Arbeitgeber können von der Flexibilisierung der Arbeit ebenfalls profitieren. So ist es beispielsweise möglich, durch den Wegfall eines fixen Bürostandortes für alle Mitarbeiter Kosten für Räumlichkeiten zu sparen. Bedarfsorientiertes Arbeiten je nach Nachfrage der Kunden ist durch flexible Arbeitszeitmodelle ebenfalls leichter realisierbar. Zudem können Arbeitnehmer bei flexibler Arbeit dann eingesetzt werden, wann sie am produktivsten sind. “Morgenmuffel” müssen zum Beispiel nicht um Punkt 8 Uhr verschlafen im Büro stehen, sondern können später beginnen, später bleiben und sind dann eben auch produktiver.

 

Nachteile

Die zunehmende Flexiblisierung der Arbeit ist schon seit längerem Thema von Kontroversen. Nicht ganz zu Unrecht, denn große Potenziale bergen auch Risiken.

Wenn Arbeitnehmer ihre Arbeit von überall aus erledigen können, dann sind sie grundsätzlich auch überall erreichbar. Die Gefahr, dass Mehrarbeit und Überstunden somit Überhand nehmen ist natürlich groß. Das kann einerseits in einen Nachteil für den Arbeitnehmer ausarten, der unter permantem Druck und Stress steht, weil er für den Chef ständig erreichbar sein muss. Genauso kann aber auch der Arbeitgeber weniger eingreifen und Mehrarbeit unterbinden, wenn der Mitarbeiter vom Arbeitgeber ungewollt zu viele Überstunden anhäuft.

Gleichzeitig führt flexibles Arbeiten natürlich auch zu einer Zersplitterung von Strukturen. Die gemeinsame Kaffeepause, die vor 10 Jahren im Unternehmen X um Punkt 10 Uhr vielleicht sogar noch obligatorisch war und zum Austausch unter Kollegen genutzt wurde, fällt oft weg.

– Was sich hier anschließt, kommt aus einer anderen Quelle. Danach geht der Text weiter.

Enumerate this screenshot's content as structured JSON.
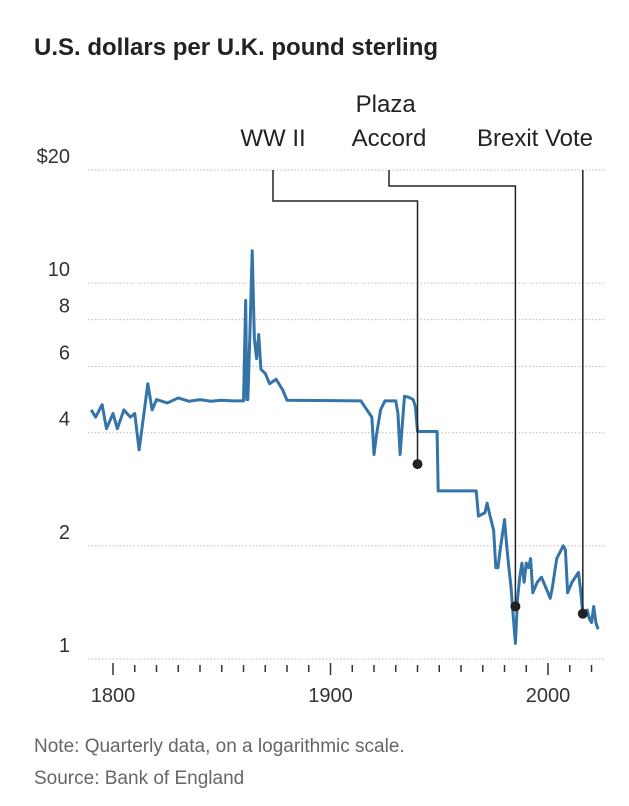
{
  "chart_data": {
    "type": "line",
    "title": "U.S. dollars per U.K. pound sterling",
    "note": "Note: Quarterly data, on a logarithmic scale.",
    "source": "Source: Bank of England",
    "log_y": true,
    "grid": true,
    "color": "#3574a8",
    "xlim": [
      1790,
      2025
    ],
    "xticks": [
      1800,
      1900,
      2000
    ],
    "minor_xticks": [
      1810,
      1820,
      1830,
      1840,
      1850,
      1860,
      1870,
      1880,
      1890,
      1910,
      1920,
      1930,
      1940,
      1950,
      1960,
      1970,
      1980,
      1990,
      2010,
      2020
    ],
    "ylim": [
      1,
      20
    ],
    "yticks": [
      1,
      2,
      4,
      6,
      8,
      10,
      {
        "value": 20,
        "label": "$20"
      }
    ],
    "x": [
      1790,
      1792,
      1795,
      1797,
      1800,
      1802,
      1805,
      1808,
      1810,
      1812,
      1814,
      1816,
      1818,
      1820,
      1825,
      1830,
      1835,
      1840,
      1845,
      1850,
      1855,
      1860,
      1861,
      1861.5,
      1862,
      1863,
      1864,
      1865,
      1866,
      1867,
      1868,
      1870,
      1872,
      1875,
      1878,
      1880,
      1914,
      1915,
      1919,
      1920,
      1921,
      1923,
      1925,
      1930,
      1931,
      1932,
      1933,
      1934,
      1936,
      1938,
      1939,
      1940,
      1949,
      1949.5,
      1967,
      1968,
      1971,
      1972,
      1973,
      1975,
      1976,
      1977,
      1978,
      1980,
      1981,
      1982,
      1983,
      1984,
      1985,
      1986,
      1987,
      1988,
      1989,
      1990,
      1991,
      1992,
      1993,
      1995,
      1997,
      2000,
      2001,
      2002,
      2004,
      2007,
      2008,
      2009,
      2011,
      2014,
      2015,
      2016,
      2018,
      2019,
      2020,
      2021,
      2022,
      2023
    ],
    "values": [
      4.6,
      4.4,
      4.75,
      4.1,
      4.5,
      4.1,
      4.6,
      4.4,
      4.5,
      3.6,
      4.4,
      5.4,
      4.6,
      4.9,
      4.8,
      4.95,
      4.85,
      4.9,
      4.85,
      4.88,
      4.86,
      4.86,
      9,
      4.9,
      4.9,
      7.5,
      12.2,
      7.1,
      6.3,
      7.3,
      5.9,
      5.75,
      5.4,
      5.55,
      5.2,
      4.88,
      4.86,
      4.76,
      4.4,
      3.5,
      3.9,
      4.6,
      4.86,
      4.86,
      4.5,
      3.5,
      4.2,
      5.0,
      4.97,
      4.9,
      4.7,
      4.03,
      4.03,
      2.8,
      2.8,
      2.4,
      2.45,
      2.6,
      2.45,
      2.2,
      1.75,
      1.75,
      1.95,
      2.35,
      2.0,
      1.75,
      1.55,
      1.3,
      1.1,
      1.45,
      1.65,
      1.8,
      1.6,
      1.8,
      1.75,
      1.85,
      1.5,
      1.6,
      1.65,
      1.5,
      1.45,
      1.55,
      1.85,
      2.0,
      1.95,
      1.5,
      1.6,
      1.7,
      1.52,
      1.32,
      1.35,
      1.28,
      1.25,
      1.38,
      1.25,
      1.2
    ],
    "annotations": [
      {
        "label": "WW II",
        "x": 1940,
        "y": 3.3
      },
      {
        "label": "Plaza Accord",
        "x": 1985,
        "y": 1.38
      },
      {
        "label": "Brexit Vote",
        "x": 2016,
        "y": 1.32
      }
    ]
  }
}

Arbeitet ein Mitarbeiter nur noch vom Home Office aus, kann das auch zu einer zunehmenden Isolation führen, wenn er vom sozialen Gefüge des Unternehmens praktisch gänzlich abgeschnitten ist.

 

Das Wie ist entscheidend

Wie flexibles Arbeiten gestaltet wird, ist daher entscheidend dafür, ob die Vor- oder die Nachteile flexiblen Arbeitens besser zum Tragen kommen.

Damit flexibles Arbeiten funktionieren kann, ist unter anderem Folgendes wichtig:

  • Es braucht klare Regeln: Was wird erwartet? Wann muss der Arbeitnehmer unbedingt erreichbar sein? Fragen zu Arbeitszeit, Arbeitsumfang oder Verfügbarkeit sollten zwischen Arbeitnehmer und Arbeitgeber vorab geklärt werden.
  • Gute Kommunikation ist wichtig: Wenn der persönliche Kontakt weniger wird, müssen trotzdem Bedingungen geschaffen werden, die das Kommunizieren unter Kollegen und mit dem Chef auch über zeitliche und räumliche Grenzen hinweg ermöglichen. Auch die soziale Interaktion darf dabei nicht vernachlässigt werden.
  • Grenzen ziehen: Bei flexibler Arbeit besteht die Gefahr, dass Beruf und Freizeit fließend ineinander übergehen. Feierabend, ein freies Wochenende oder auch ein entspannter Urlaub sind aber wichtig. Arbeit und Freizeit sollten daher klar getrennt werden – auch wenn man beispielsweise zu Hause von der Couch aus arbeitet.

 

Fazit

Die zunehmende Flexibilisierung des Arbeitslebens zählt zu den großen Herausforderungen an Arbeitgeber und Arbeitnehmer. Die Komplexität des Themas macht die Sache nicht leichter. Mit den richtigen Rahmenbedingungen können die Potenziale flexiblen Arbeitens aber mit Sicherheit bestmöglich ausgenutzt werden, sodass die Vorteile eindeutig überwiegen.